Honor Council Releases Fall '11 Results
Empire State Building, NEW YORK– Nine students, just under two percent of the student body, received consequences from the Honor Council last semester, according to a report issued by Dean of Students Dean Leedy. This is the first time the council has publicly released hearing results.
The hearings involved cases of physical threats to a student, repeat noise infractions in housing, repeat visitation violations, underage drinking, possession of alcohol in housing and serving alcohol to underage students.
The majority of offenders were first-year students, which has been typical in the past, Leedy said. However, Leedy noticed a “significant shift” last semester.
“Most Honor Council hearings [last semester] have involved isolated incidents, with one or two students making a series of poor choices,” Leedy said. “Prior to this academic year, we typically saw more systemic issues. Groups of students would make poor choices together and reinforce each others’ poor decisions.”

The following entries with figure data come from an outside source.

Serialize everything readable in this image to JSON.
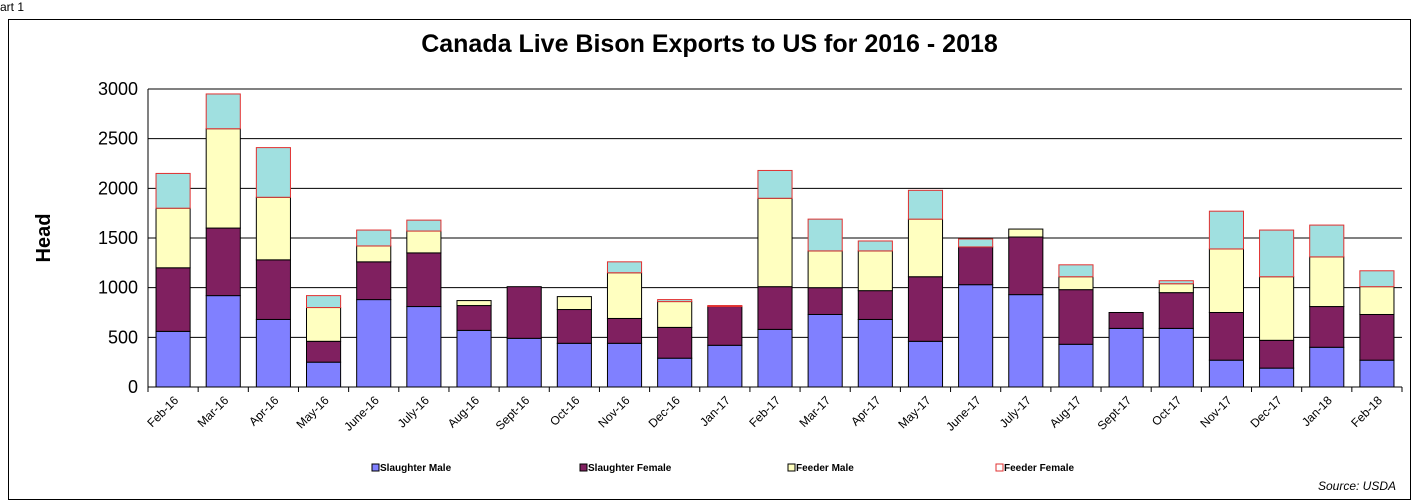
{
  "corner_label": "art 1",
  "source": "Source: USDA",
  "chart_data": {
    "type": "bar",
    "stacked": true,
    "title": "Canada Live Bison Exports to US for 2016 - 2018",
    "xlabel": "",
    "ylabel": "Head",
    "ylim": [
      0,
      3000
    ],
    "yticks": [
      0,
      500,
      1000,
      1500,
      2000,
      2500,
      3000
    ],
    "grid": true,
    "legend_position": "bottom",
    "categories": [
      "Feb-16",
      "Mar-16",
      "Apr-16",
      "May-16",
      "June-16",
      "July-16",
      "Aug-16",
      "Sept-16",
      "Oct-16",
      "Nov-16",
      "Dec-16",
      "Jan-17",
      "Feb-17",
      "Mar-17",
      "Apr-17",
      "May-17",
      "June-17",
      "July-17",
      "Aug-17",
      "Sept-17",
      "Oct-17",
      "Nov-17",
      "Dec-17",
      "Jan-18",
      "Feb-18"
    ],
    "series": [
      {
        "name": "Slaughter Male",
        "color": "#8080FF",
        "values": [
          560,
          920,
          680,
          250,
          880,
          810,
          570,
          490,
          440,
          440,
          290,
          420,
          580,
          730,
          680,
          460,
          1030,
          930,
          430,
          590,
          590,
          270,
          190,
          400,
          270
        ]
      },
      {
        "name": "Slaughter Female",
        "color": "#802060",
        "values": [
          640,
          680,
          600,
          210,
          380,
          540,
          250,
          520,
          340,
          250,
          310,
          390,
          430,
          270,
          290,
          650,
          380,
          580,
          550,
          160,
          360,
          480,
          280,
          410,
          460
        ]
      },
      {
        "name": "Feeder Male",
        "color": "#FFFFC0",
        "values": [
          600,
          1000,
          630,
          340,
          160,
          220,
          50,
          0,
          130,
          460,
          260,
          0,
          890,
          370,
          400,
          580,
          0,
          80,
          130,
          0,
          90,
          640,
          640,
          500,
          280
        ]
      },
      {
        "name": "Feeder Female",
        "color": "#A0E0E0",
        "edge_color": "#E03030",
        "values": [
          350,
          350,
          500,
          120,
          160,
          110,
          0,
          0,
          0,
          110,
          20,
          10,
          280,
          320,
          100,
          290,
          80,
          0,
          120,
          0,
          30,
          380,
          470,
          320,
          160
        ]
      }
    ]
  }
}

The Honor Council placed eight students on disciplinary probation, removed two students from leadership roles on campus and required one student to complete an alcohol education program. In one case, the Honor Council suspended a student with multiple infractions.
Suspensions and probation usually last one semester while removals from leadership vary. Suspensions, probation and removals from leadership are almost always temporary.
Only cases involving illegal activity and potential harm to the King’s community are immediately elevated to the council. Third offenses, which require a meeting with Leedy, are passed to the council as Leedy deems necessary.
The Honor Council consists of four students, one staff member and one faculty member for each hearing. The pool of representatives include: Jessica Lee (SBA), Ali Lane (SBA), Natalie Nakamura (Barton), Catherine Allen (QE1), Kristen Lee (ten Boom), Katie Darby (Thatcher), Tia Brown (Truth), Rosie Jonker (Truth), Burk Ohbayashi (Bonhoeffer), Jonathan Sheaffer (Churchill), Mike Medeiros (Lewis), Dan Woerner (staff), Christina Rogers (staff), Shelli Cline (staff), Dru Johnson (faculty) and Noel Rabinowitz (faculty). Adam Brill and Alex Ige (both Reagan) were recently added to the pool.
Katie Darby (’12) attended two cases last semester and debated on the council for hours on one of those cases.
“It’s not fun,” she said. “You have to see [the accused student] again, and they know that you made those results.”
Darby hopes students trust the Honor Council is not “out to get them.” She says the rulings may seem harsh, but students do not get to hear the deliberations or prayers behind their ruling.
“We’re the reality that there’s consequences behind not following the Honor Code,” Darby said. “But we don’t want to just assign consequences. We want to see people improve. We’re really trying to come beside people and lift them up … and do what it takes to see that person better themselves."
The second part of the Honor Code, to confront peers in the wrong, is what Vice President of Student Development Eric Bennett calls "the most important part."
"If you don't get that piece, you won't have the strength to change society," Bennett said. He argues that friends should be the easiest to confront, while confronting future co-workers and bosses will require greater integrity.
Bennett believes the changes Student Development have made to the honor system this year have successfully increased honor in the King's community. Those changes include House discussions of honor, letters explaining honor to incoming students and increasing the proportion of students on the Honor Council.
"Thinking about honor has moved out from Student Development to other areas of the college," Bennett said.
Director of Spiritual Life Ray East sees a correlation between honor and spiritual life and believes both have slowly and steadily grown over the past three years.
East draws a distinction between cultural Christianity and Biblical discipleship. According to East, cultural Christianity is a mindset of the right doctrine, church and actions in order to live comfortably. Biblical discipleship is learning over a lifetime how to put God first and at the center of one’s life.
“Biblical discipleship is not, ‘What do I have to do?’ but, ‘What do I get to do?’” East said. “As that mentality takes root, we’ll shoot honor through the roof.”